At the center of the sort is an abyss cleaving a cross section of its many levels straight down to the bottom. From here, you can take in the entire lattice at a glance: a three-story matrix of belt loops and chutes that runs sixteen belts across and is sixteen levels deep. Each belt, in turn, has 364 positions for packages, easily producing more combinatorial multiplicities for a given package than UPS has worldwide outposts. At any moment, a package will pause just long enough for “hockey pucks” of thick black rubber to emerge from one side of the belt and knock it down a long loop on the other. The timing and force of the blow are the product of that first infrared scan—the tracking number determines which sequence of belts and loops it will travel down to the planes, while the dimensional and weight data decide how hard the pucks will strike it.
The physical structure of the sort mirrors the logic embedded in the Worldport’s silicon, an endless string of if . . . then decisions that methodically moves parcels to their proper can or sack, processed faster than my or any other brain could manage. None of this would be possible without the billions spent on technology. That pays for not only tracking- and-tracing packages but also the GPS transceivers mounted in every aircraft, package car, and eighteen-wheeler, along with the systems that drive the hubs, the phone-book-size PDAs their drivers carry, and many experiments. UPS is test-driving what the FAA hopes will be the next generation of air traffic control, while its drivers are assigned routes daily by arcane algorithms that minimize their left turns, thus saving twenty-eight million miles a year and roughly three million gallons of fuel across its trucking fleet. Another program, named VOLCANO (short for volume, location, and aircraft network optimizer), simultaneously solves for the best flight plans six months out, the best mix of aircraft and equipment ten years out, and how to tackle the perennial Christmas rush the next time around.

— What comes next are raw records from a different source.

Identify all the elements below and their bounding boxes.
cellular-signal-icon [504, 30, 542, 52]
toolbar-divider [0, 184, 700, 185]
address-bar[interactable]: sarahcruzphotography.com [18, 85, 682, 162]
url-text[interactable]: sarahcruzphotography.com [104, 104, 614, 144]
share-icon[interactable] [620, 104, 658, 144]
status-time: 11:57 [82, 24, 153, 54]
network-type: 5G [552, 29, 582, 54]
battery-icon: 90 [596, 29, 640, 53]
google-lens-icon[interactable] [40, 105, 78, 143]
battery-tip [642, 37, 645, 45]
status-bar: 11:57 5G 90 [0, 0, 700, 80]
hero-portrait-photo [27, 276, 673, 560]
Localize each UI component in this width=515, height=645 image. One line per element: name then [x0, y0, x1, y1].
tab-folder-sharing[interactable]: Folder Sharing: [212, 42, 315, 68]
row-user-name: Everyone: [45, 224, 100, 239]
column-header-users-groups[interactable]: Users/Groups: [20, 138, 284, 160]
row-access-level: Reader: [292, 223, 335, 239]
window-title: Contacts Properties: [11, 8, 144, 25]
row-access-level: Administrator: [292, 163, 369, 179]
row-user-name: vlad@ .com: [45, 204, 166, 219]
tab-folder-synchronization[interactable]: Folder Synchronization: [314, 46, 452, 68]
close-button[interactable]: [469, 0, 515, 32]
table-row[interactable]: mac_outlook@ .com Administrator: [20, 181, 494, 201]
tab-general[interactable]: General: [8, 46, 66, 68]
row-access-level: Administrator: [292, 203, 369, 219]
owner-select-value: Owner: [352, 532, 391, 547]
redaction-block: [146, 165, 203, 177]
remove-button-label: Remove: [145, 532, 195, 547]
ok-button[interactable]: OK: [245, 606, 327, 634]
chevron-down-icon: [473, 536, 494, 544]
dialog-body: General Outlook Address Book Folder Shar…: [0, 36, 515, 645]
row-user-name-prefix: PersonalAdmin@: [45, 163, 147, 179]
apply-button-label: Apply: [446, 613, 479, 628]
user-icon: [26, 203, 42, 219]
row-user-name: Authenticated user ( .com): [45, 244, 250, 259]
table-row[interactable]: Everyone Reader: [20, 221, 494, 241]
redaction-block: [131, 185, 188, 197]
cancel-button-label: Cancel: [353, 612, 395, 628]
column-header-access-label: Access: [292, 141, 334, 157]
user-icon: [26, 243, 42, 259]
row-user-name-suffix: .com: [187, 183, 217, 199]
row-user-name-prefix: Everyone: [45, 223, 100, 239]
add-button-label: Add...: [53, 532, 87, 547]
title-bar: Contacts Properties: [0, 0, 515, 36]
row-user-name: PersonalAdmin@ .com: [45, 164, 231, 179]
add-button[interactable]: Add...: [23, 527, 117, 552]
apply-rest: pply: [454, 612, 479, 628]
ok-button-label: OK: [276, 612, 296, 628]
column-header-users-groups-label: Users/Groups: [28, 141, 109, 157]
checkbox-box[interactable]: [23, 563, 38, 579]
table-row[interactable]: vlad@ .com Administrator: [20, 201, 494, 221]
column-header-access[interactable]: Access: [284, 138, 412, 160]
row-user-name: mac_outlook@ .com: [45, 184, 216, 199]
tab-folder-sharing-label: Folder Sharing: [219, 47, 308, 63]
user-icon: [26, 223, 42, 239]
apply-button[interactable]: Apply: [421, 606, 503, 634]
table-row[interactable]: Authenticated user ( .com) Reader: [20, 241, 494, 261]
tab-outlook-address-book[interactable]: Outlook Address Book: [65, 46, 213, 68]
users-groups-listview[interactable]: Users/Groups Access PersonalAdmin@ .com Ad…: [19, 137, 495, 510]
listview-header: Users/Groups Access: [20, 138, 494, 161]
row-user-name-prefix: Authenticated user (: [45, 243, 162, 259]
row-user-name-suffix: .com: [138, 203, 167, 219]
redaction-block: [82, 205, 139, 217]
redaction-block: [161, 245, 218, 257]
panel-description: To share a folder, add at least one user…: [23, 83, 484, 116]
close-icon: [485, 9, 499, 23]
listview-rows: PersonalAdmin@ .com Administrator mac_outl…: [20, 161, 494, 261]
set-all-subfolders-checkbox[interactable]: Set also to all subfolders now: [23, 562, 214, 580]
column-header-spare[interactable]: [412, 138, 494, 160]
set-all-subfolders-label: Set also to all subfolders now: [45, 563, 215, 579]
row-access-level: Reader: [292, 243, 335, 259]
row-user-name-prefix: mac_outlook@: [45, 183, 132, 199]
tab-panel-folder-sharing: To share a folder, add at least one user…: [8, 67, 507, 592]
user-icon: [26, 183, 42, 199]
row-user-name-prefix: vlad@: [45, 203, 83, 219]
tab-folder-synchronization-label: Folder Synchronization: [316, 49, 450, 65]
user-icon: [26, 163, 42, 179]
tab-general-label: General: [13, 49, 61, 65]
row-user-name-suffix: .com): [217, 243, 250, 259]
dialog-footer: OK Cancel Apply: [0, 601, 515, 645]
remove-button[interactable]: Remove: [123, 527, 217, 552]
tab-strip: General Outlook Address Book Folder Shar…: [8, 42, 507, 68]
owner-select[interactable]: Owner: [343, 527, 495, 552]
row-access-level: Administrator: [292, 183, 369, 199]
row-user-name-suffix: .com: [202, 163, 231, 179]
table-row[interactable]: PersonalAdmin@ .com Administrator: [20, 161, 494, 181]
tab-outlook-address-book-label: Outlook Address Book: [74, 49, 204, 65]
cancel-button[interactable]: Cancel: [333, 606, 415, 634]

The majority of this software resides within the Worldport itself, making twice as many calculations in an hour as the New York Stock Exchange does in a heavy day of trading. UPS is justifiably proud of the machine intelligence now embedded in every belt, puck, and package, which corresponds with its desire to strip as much human intelligence as possible out of the hub, in the name of efficiency. The company’s term for it is “de-skilling,” a tradition that dates back to Henry Ford’s first assembly lines for the Model T. The difference now is that there is a greater fortune to be made in moving goods than in making them.
It also means that while UPS employs ten-thousand people nightly in the sort, most are part-time. FedEx, with fifteen thousand in Memphis and thousands more scattered across its domestic hubs, pays the same, and not even the offers of generous benefits and free tuition hide the fact that what they are looking for is a pool of loyal but unskilled labor.
UPS has so thoroughly de-skilled the Worldport that even desert nomads could work there now, and they do. Several hundred members of Somalia’s Bantu tribe have resettled in Louisville in recent years, working mostly in and around the hub. They’re part of a larger influx of immigrants recruited to meet the needs of the companies drawn here. The Bantu’s lack of English (or any form of written language) hasn’t deterred UPS from hiring them.
The Bantu are busy loading cans back onto planes when I emerge from the hub a little before 3:00 a.m. It’s late, and flight dispatchers are already clearing the decks, ordering MD-11s and other West Coast-bound heavies to take off in tandem to the north. Climbing sharply, they soon vanish and take their place among the stars.